PHOTOGRAPHED BY FRANK W. OCKENFELS 3 and PHILLIP CARUSO
Las Vegas is the quintessential American city, and Casino is a quintessential American tragedy, in which the Mafia stands in for the heroes of old. Based on a true story, and scripted by Nicholas Pileggi and Martin Scorsese, Casino takes place in the '70s and early '80s, when the mob was making so much money skimming from the casinos that the town was a sort of free zone uncontrolled by any particular family. Into this pecuniary paradise stumble Ace Rothstein (Robert De Niro), a cold, calculating magician with numbers, who runs a casino and marries a stunning hustler named Ginger (Sharon Stone), and Nicky Santoro (Joe Pesci), his childhood pal and a hotheaded killer. Pride and greed have their way with the two men until they fall out, with unhappy consequences for all. The following is an amalgam of entries from Martin Scorsese's journal.

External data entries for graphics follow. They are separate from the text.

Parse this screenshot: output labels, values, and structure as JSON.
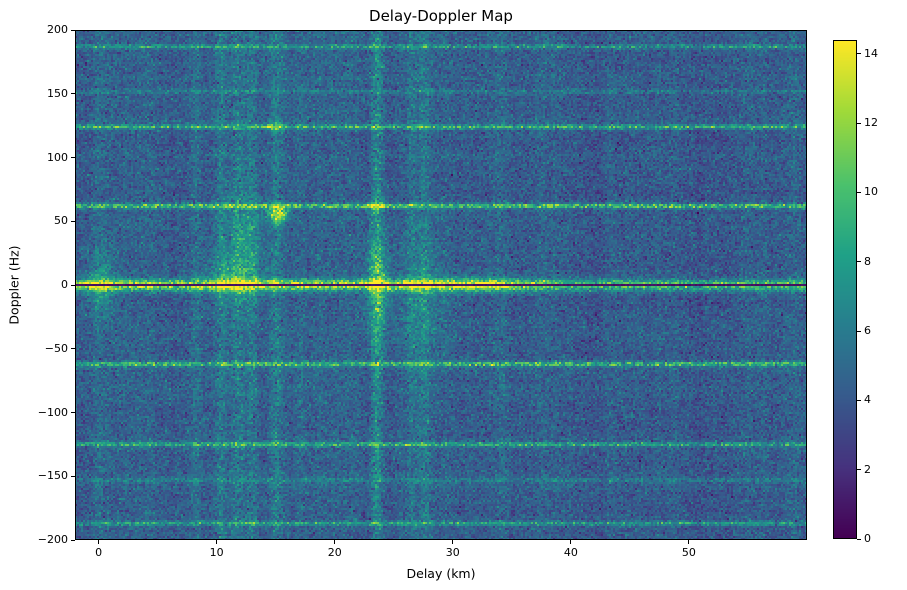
{
  "chart_data": {
    "type": "heatmap",
    "title": "Delay-Doppler Map",
    "xlabel": "Delay (km)",
    "ylabel": "Doppler (Hz)",
    "xlim": [
      -2,
      60
    ],
    "ylim": [
      -200,
      200
    ],
    "x_ticks": [
      {
        "value": 0,
        "label": "0"
      },
      {
        "value": 10,
        "label": "10"
      },
      {
        "value": 20,
        "label": "20"
      },
      {
        "value": 30,
        "label": "30"
      },
      {
        "value": 40,
        "label": "40"
      },
      {
        "value": 50,
        "label": "50"
      }
    ],
    "y_ticks": [
      {
        "value": 200,
        "label": "200"
      },
      {
        "value": 150,
        "label": "150"
      },
      {
        "value": 100,
        "label": "100"
      },
      {
        "value": 50,
        "label": "50"
      },
      {
        "value": 0,
        "label": "0"
      },
      {
        "value": -50,
        "label": "−50"
      },
      {
        "value": -100,
        "label": "−100"
      },
      {
        "value": -150,
        "label": "−150"
      },
      {
        "value": -200,
        "label": "−200"
      }
    ],
    "colormap": "viridis",
    "vmin": 0,
    "vmax": 14.4,
    "colorbar_ticks": [
      0,
      2,
      4,
      6,
      8,
      10,
      12,
      14
    ],
    "noise": {
      "background": 4.3,
      "std": 0.95
    },
    "horizontal_lines": [
      {
        "doppler": 187,
        "intensity": 4.0,
        "width": 1.2
      },
      {
        "doppler": 152,
        "intensity": 1.8,
        "width": 1.2
      },
      {
        "doppler": 124,
        "intensity": 5.2,
        "width": 1.2
      },
      {
        "doppler": 62,
        "intensity": 6.2,
        "width": 1.3
      },
      {
        "doppler": -62,
        "intensity": 5.6,
        "width": 1.3
      },
      {
        "doppler": -125,
        "intensity": 4.8,
        "width": 1.2
      },
      {
        "doppler": -153,
        "intensity": 1.9,
        "width": 1.2
      },
      {
        "doppler": -187,
        "intensity": 3.8,
        "width": 1.2
      }
    ],
    "vertical_streaks": [
      {
        "delay": 0.1,
        "intensity": 0.9,
        "width": 0.35
      },
      {
        "delay": 4.2,
        "intensity": 0.7,
        "width": 0.35
      },
      {
        "delay": 8.2,
        "intensity": 1.1,
        "width": 0.35
      },
      {
        "delay": 10.4,
        "intensity": 1.8,
        "width": 0.35
      },
      {
        "delay": 11.8,
        "intensity": 2.2,
        "width": 0.4
      },
      {
        "delay": 13.0,
        "intensity": 1.8,
        "width": 0.35
      },
      {
        "delay": 15.1,
        "intensity": 2.0,
        "width": 0.35
      },
      {
        "delay": 17.0,
        "intensity": 0.8,
        "width": 0.35
      },
      {
        "delay": 23.6,
        "intensity": 3.0,
        "width": 0.35
      },
      {
        "delay": 26.5,
        "intensity": 1.3,
        "width": 0.35
      },
      {
        "delay": 27.6,
        "intensity": 1.6,
        "width": 0.35
      },
      {
        "delay": 34.0,
        "intensity": 0.9,
        "width": 0.35
      }
    ],
    "bright_spots": [
      {
        "delay": 15.2,
        "doppler": 56,
        "intensity": 9.0,
        "sigma_delay": 0.6,
        "sigma_doppler": 4.5
      },
      {
        "delay": 14.9,
        "doppler": 124,
        "intensity": 4.5,
        "sigma_delay": 0.5,
        "sigma_doppler": 2.5
      },
      {
        "delay": 11.5,
        "doppler": 6,
        "intensity": 3.5,
        "sigma_delay": 1.6,
        "sigma_doppler": 14
      },
      {
        "delay": 12.4,
        "doppler": 40,
        "intensity": 2.2,
        "sigma_delay": 1.2,
        "sigma_doppler": 28
      },
      {
        "delay": 23.6,
        "doppler": 0,
        "intensity": 4.5,
        "sigma_delay": 0.7,
        "sigma_doppler": 28
      },
      {
        "delay": 23.6,
        "doppler": 62,
        "intensity": 4.0,
        "sigma_delay": 0.5,
        "sigma_doppler": 3.5
      },
      {
        "delay": 0.2,
        "doppler": 0,
        "intensity": 3.0,
        "sigma_delay": 1.0,
        "sigma_doppler": 18
      },
      {
        "delay": 27.3,
        "doppler": -8,
        "intensity": 2.0,
        "sigma_delay": 1.6,
        "sigma_doppler": 30
      },
      {
        "delay": 31.5,
        "doppler": 0,
        "intensity": 2.5,
        "sigma_delay": 2.5,
        "sigma_doppler": 5
      }
    ],
    "zero_band": {
      "doppler": 0,
      "sigma": 3.2,
      "intensity": 7.5
    },
    "zero_line": {
      "doppler": 0,
      "half_width": 0.8,
      "value": 0.4
    }
  }
}
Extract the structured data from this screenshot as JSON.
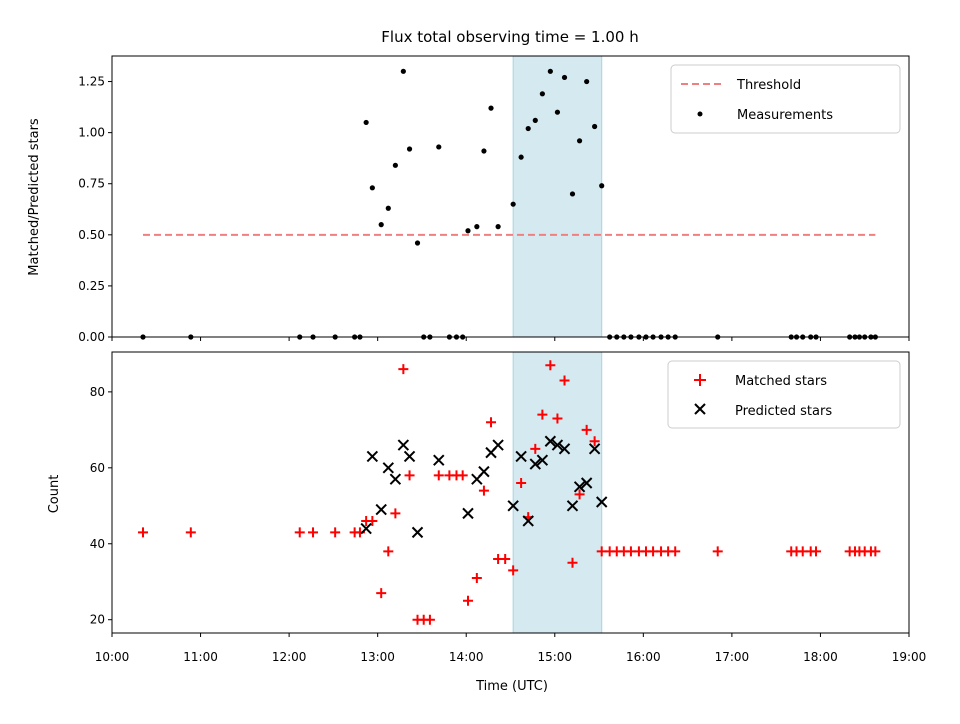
{
  "chart_data": [
    {
      "type": "scatter",
      "title": "Flux total observing time = 1.00 h",
      "xlabel": "",
      "ylabel": "Matched/Predicted stars",
      "xlim": [
        10.0,
        19.0
      ],
      "ylim": [
        0.0,
        1.375
      ],
      "y_ticks": [
        "0.00",
        "0.25",
        "0.50",
        "0.75",
        "1.00",
        "1.25"
      ],
      "y_tick_values": [
        0,
        0.25,
        0.5,
        0.75,
        1.0,
        1.25
      ],
      "shaded_region": {
        "x": [
          14.53,
          15.53
        ],
        "color": "#d4e9f0"
      },
      "threshold": {
        "name": "Threshold",
        "y": 0.5,
        "x": [
          10.35,
          18.62
        ],
        "color": "#f08080",
        "style": "dashed"
      },
      "series": [
        {
          "name": "Measurements",
          "color": "#000000",
          "marker": "dot",
          "x": [
            10.35,
            10.89,
            12.12,
            12.27,
            12.52,
            12.74,
            12.8,
            12.87,
            12.94,
            13.04,
            13.12,
            13.2,
            13.29,
            13.36,
            13.45,
            13.52,
            13.59,
            13.69,
            13.81,
            13.89,
            13.96,
            14.02,
            14.12,
            14.2,
            14.28,
            14.36,
            14.53,
            14.62,
            14.7,
            14.78,
            14.86,
            14.95,
            15.03,
            15.11,
            15.2,
            15.28,
            15.36,
            15.45,
            15.53,
            15.62,
            15.7,
            15.78,
            15.86,
            15.95,
            16.03,
            16.11,
            16.2,
            16.28,
            16.36,
            16.84,
            17.67,
            17.73,
            17.8,
            17.89,
            17.95,
            18.33,
            18.39,
            18.44,
            18.5,
            18.57,
            18.62
          ],
          "y": [
            0.0,
            0.0,
            0.0,
            0.0,
            0.0,
            0.0,
            0.0,
            1.05,
            0.73,
            0.55,
            0.63,
            0.84,
            1.3,
            0.92,
            0.46,
            0.0,
            0.0,
            0.93,
            0.0,
            0.0,
            0.0,
            0.52,
            0.54,
            0.91,
            1.12,
            0.54,
            0.65,
            0.88,
            1.02,
            1.06,
            1.19,
            1.3,
            1.1,
            1.27,
            0.7,
            0.96,
            1.25,
            1.03,
            0.74,
            0.0,
            0.0,
            0.0,
            0.0,
            0.0,
            0.0,
            0.0,
            0.0,
            0.0,
            0.0,
            0.0,
            0.0,
            0.0,
            0.0,
            0.0,
            0.0,
            0.0,
            0.0,
            0.0,
            0.0,
            0.0,
            0.0
          ]
        }
      ],
      "legend": [
        "Threshold",
        "Measurements"
      ],
      "legend_position": "top-right"
    },
    {
      "type": "scatter",
      "title": "",
      "xlabel": "Time (UTC)",
      "ylabel": "Count",
      "xlim": [
        10.0,
        19.0
      ],
      "ylim": [
        16.5,
        90.5
      ],
      "x_ticks": [
        "10:00",
        "11:00",
        "12:00",
        "13:00",
        "14:00",
        "15:00",
        "16:00",
        "17:00",
        "18:00",
        "19:00"
      ],
      "x_tick_values": [
        10,
        11,
        12,
        13,
        14,
        15,
        16,
        17,
        18,
        19
      ],
      "y_ticks": [
        "20",
        "40",
        "60",
        "80"
      ],
      "y_tick_values": [
        20,
        40,
        60,
        80
      ],
      "shaded_region": {
        "x": [
          14.53,
          15.53
        ],
        "color": "#d4e9f0"
      },
      "series": [
        {
          "name": "Matched stars",
          "color": "#ff0000",
          "marker": "plus",
          "x": [
            10.35,
            10.89,
            12.12,
            12.27,
            12.52,
            12.74,
            12.8,
            12.87,
            12.94,
            13.04,
            13.12,
            13.2,
            13.29,
            13.36,
            13.45,
            13.52,
            13.59,
            13.69,
            13.81,
            13.89,
            13.96,
            14.02,
            14.12,
            14.2,
            14.28,
            14.36,
            14.44,
            14.53,
            14.62,
            14.7,
            14.78,
            14.86,
            14.95,
            15.03,
            15.11,
            15.2,
            15.28,
            15.36,
            15.45,
            15.53,
            15.62,
            15.7,
            15.78,
            15.86,
            15.95,
            16.03,
            16.11,
            16.2,
            16.28,
            16.36,
            16.84,
            17.67,
            17.73,
            17.8,
            17.89,
            17.95,
            18.33,
            18.39,
            18.44,
            18.5,
            18.57,
            18.62
          ],
          "y": [
            43,
            43,
            43,
            43,
            43,
            43,
            43,
            46,
            46,
            27,
            38,
            48,
            86,
            58,
            20,
            20,
            20,
            58,
            58,
            58,
            58,
            25,
            31,
            54,
            72,
            36,
            36,
            33,
            56,
            47,
            65,
            74,
            87,
            73,
            83,
            35,
            53,
            70,
            67,
            38,
            38,
            38,
            38,
            38,
            38,
            38,
            38,
            38,
            38,
            38,
            38,
            38,
            38,
            38,
            38,
            38,
            38,
            38,
            38,
            38,
            38,
            38
          ]
        },
        {
          "name": "Predicted stars",
          "color": "#000000",
          "marker": "x",
          "x": [
            12.87,
            12.94,
            13.04,
            13.12,
            13.2,
            13.29,
            13.36,
            13.45,
            13.69,
            14.02,
            14.12,
            14.2,
            14.28,
            14.36,
            14.53,
            14.62,
            14.7,
            14.78,
            14.86,
            14.95,
            15.03,
            15.11,
            15.2,
            15.28,
            15.36,
            15.45,
            15.53
          ],
          "y": [
            44,
            63,
            49,
            60,
            57,
            66,
            63,
            43,
            62,
            48,
            57,
            59,
            64,
            66,
            50,
            63,
            46,
            61,
            62,
            67,
            66,
            65,
            50,
            55,
            56,
            65,
            51
          ]
        }
      ],
      "legend": [
        "Matched stars",
        "Predicted stars"
      ],
      "legend_position": "top-right"
    }
  ]
}
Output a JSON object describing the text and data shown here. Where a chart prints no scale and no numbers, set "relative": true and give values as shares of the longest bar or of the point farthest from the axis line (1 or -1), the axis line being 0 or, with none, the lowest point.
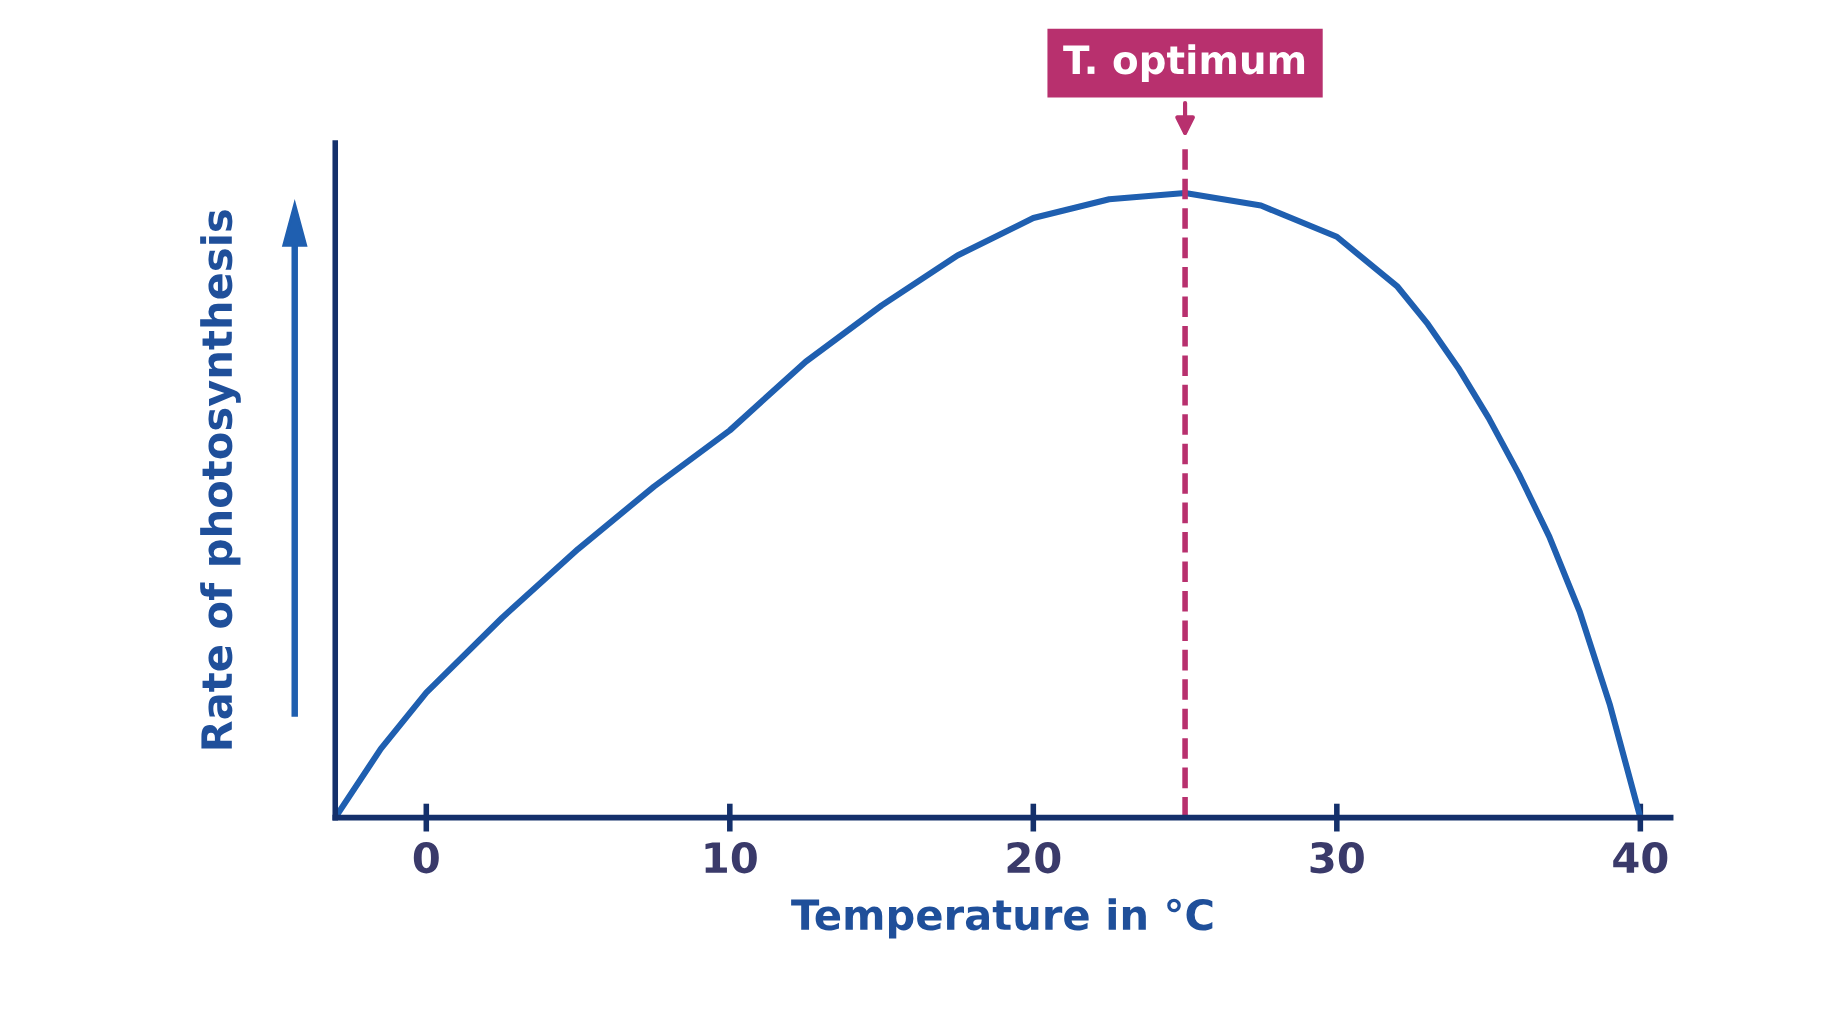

Weary. Hot. I feel nauseous from the heat. And the hardest part of the day is yet to come, at least in terms of noise and congestion: the Riviera casino. There is a strong possibility we could use this place, from midnight to 10:00 a.m. A whole area with blackjack tables is rarely used. The Riviera would be a nightmare logistically, but the La Cage showroom--all zebra-striped floors and chairs, and black decor--could be perfect for the Jubilation nightclub.
In the casino: a hellish din and the horror of so many people, like zombies, the ugly noise from the machines, the music, the yelling. It saps all the energy that I have left.
September 13, 1994. Tuesday.
Up at 5:30 a.m. Coffee, shower, shave. Collect things I need for the trailer. Caught in traffic. Arrive at 7:35.
Kings of comedy: De Niro with Don Rickles, who plays casino manager Billy Sherbert. "In the casino: a hellish din and the horror of so many people."
From 11:30 p.m. to 1:50 a.m., I do rehearsal with Max Raven, who plays Blue, and Mitch Kolpan (a real cop from A Bronx Tale) and an officer from Vegas who knows of the real incident we're depicting.We finally shoot with two cameras, wide, no squibs. Do first take with squibs. Max cuts his finger on shards of glass from the windows of his car. 2:30 a.m., shoot Max again. Better, I think. Back to trailer for some leftover ribs.
Back at 2:40, tired now, five and a half hours of sleep. The two cops--Mitch and the other cop from Vegas force--are "on the alert," even though off duty. We have an unmarked police car blocking the street. Raven is in position for the camera on the ground, "dead" next to his car parked in the driveway. Suddenly, an ancient Oldsmobile comes up the street. Instead of stopping at our roadblock, it continues on, speeding, right onto our set. Our "cops" shout, "Everybody, get onto the sidewalk!" The car is stopped just in time. It would have smashed into the police car in the scene, with Max on the ground in position for the next shot! And it would have hit us too. It was two drunks who tried to speed past the police guarding our set, not realizing a movie was being shot! They're cuffed. One guy is let go, told to walk home! He does it, complaining all the way. Keep shooting. Mitch plants a gun on Max's body. I think we have it. Not sure. But we must stop. 5:15 a.m. Quite a first day. An eighteen-hour day that will set the pattern for the rest of the shoot. Doing six or seven different scenes in one day is too difficult. Easier, generally, to do one scene with coverage.
Tomorrow we go into the casino for six weeks. The production really begins!